Ähm, uns wurden Daten von allen drei Milliarden Usern geklaut, nicht nur von einer Milliarde. Aber es war ja eh nicht so schlimm, oder?
 
Yahoo, beziehungsweise Verizon, die neue Mutterfirma des Internetkonzerns, hat an in einer Eingabe an die US-Börsenaufsicht SEC eine Bombe platzen lassen.
 
Yahoo hatte Ende 2016 erstmals eingeräumt, dass Angreifer im August 2013 an Daten von über einer Milliarde Nutzer herangekommen sind. Nun schreibt Yahoo, dass man nach der Übernahme durch Verizon und einer Untersuchung durch aussenstehende Experten zu neuen Erkenntnissen gelangt sei. Man glaube nun, dass schlicht alle damals vorhandenen Userkonten – rund drei Milliarden – betroffen waren.
 
Obwohl es sich "nicht um ein neues Sicherheitsproblem" handle, wolle man nun alle zusätzlich betroffenen User auch noch per E-Mail warnen.
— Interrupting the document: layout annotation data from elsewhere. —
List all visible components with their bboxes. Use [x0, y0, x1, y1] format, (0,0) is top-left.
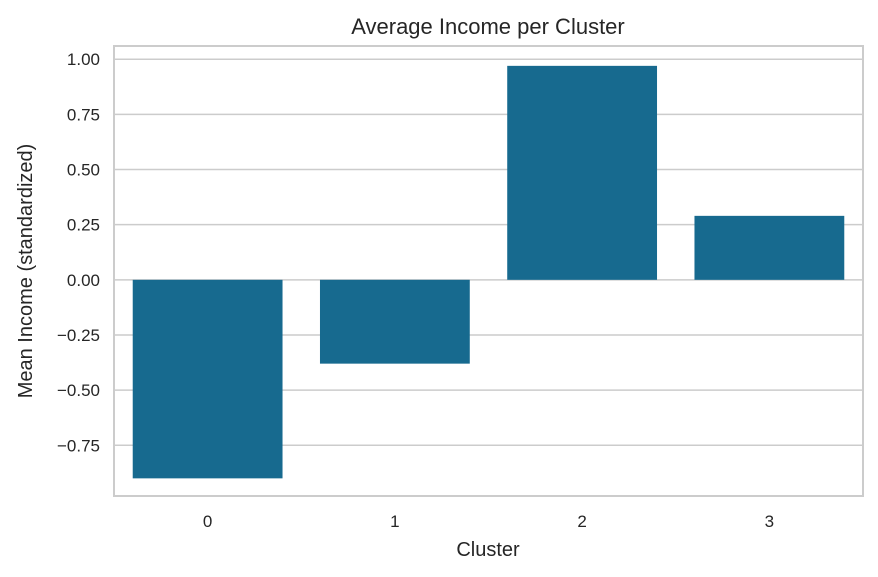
y-tick-labels: 1.00 0.75 0.50 0.25 0.00 −0.25 −0.50 −0.75 [57, 50, 100, 455]
x-tick-label: 2 [577, 512, 586, 531]
x-tick-labels: 0 1 2 3 [203, 512, 774, 531]
y-tick-label: 0.00 [67, 271, 100, 290]
bar-cluster-3 [694, 215, 845, 280]
x-tick-label: 0 [203, 512, 212, 531]
x-tick-label: 3 [765, 512, 774, 531]
bars [132, 65, 845, 479]
bar-cluster-2 [507, 65, 658, 280]
y-tick-label: −0.25 [57, 326, 100, 345]
y-tick-label: 0.50 [67, 161, 100, 180]
y-tick-label: −0.50 [57, 381, 100, 400]
chart-title: Average Income per Cluster [351, 14, 625, 39]
bar-cluster-0 [132, 279, 283, 479]
x-axis-label: Cluster [456, 539, 520, 561]
y-tick-label: −0.75 [57, 436, 100, 455]
bar-cluster-1 [319, 279, 470, 364]
y-axis-label: Mean Income (standardized) [15, 144, 37, 399]
plot-frame [113, 45, 864, 497]
y-tick-label: 0.75 [67, 105, 100, 124]
y-tick-label: 1.00 [67, 50, 100, 69]
x-tick-label: 1 [390, 512, 399, 531]
y-tick-label: 0.25 [67, 216, 100, 235]
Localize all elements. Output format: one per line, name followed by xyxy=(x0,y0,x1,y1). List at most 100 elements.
Ausserdem glaube man, dass weder Kreditkarten- noch Bankkonteninformationen und auch keine Passwörter im Klartext geklaut worden seien.
 
Die gestohlenen Daten beinhalteten, wie Yahoo Ende des letzten Jahres erklärte, Namen, E-Mail-Adressen, Geburtsdaten und durch Hashing verschlüsselte Passwörter. Allerdings verwendete der Internetriese damals noch den seit vielen Jahren als unsicher erkannten Algorithmus MD5 um seine Passwörter zu verschlüsseln. Manche Sicherheitsexperten sagen, dass es für Hacker heutzutage nur noch wenig Unterschied mache, ob geklaute Passwörter im Klartext vorliegen oder ob sie mit MD5 gehasht wurden. Yahoo selbst hatte im Sommer 2013 damit begonnen, auf den sichereren Algorithmus Bcrypt umzustellen.
 
Zu den gestohlenen Daten gehören, wiederum laut Yahoo selbst, auch teilweise "verschlüsselte oder unverschlüsselte" Sicherheitsfragen und -Antworten. Mit diesen lassen sich Passwörter zurückstellen beziehungsweise ändern, auch wenn man sie nicht kennt. Und wie Passwörter selbst verwenden User oft auch die gleichen Fragen und Antworten für mehrere Services.
 
Yahoo hatte übrigen schon im September 2016 einen Datenverlust bekannt gegeben, der sich Ende 2014 ereignet haben soll. Damals wurden Daten von rund 500 Millionen Nutzern gestohlen. Die dazugehörigen Passwörter waren aber bereits mit Bcrypt gesichert. (Hans Jörg Maron)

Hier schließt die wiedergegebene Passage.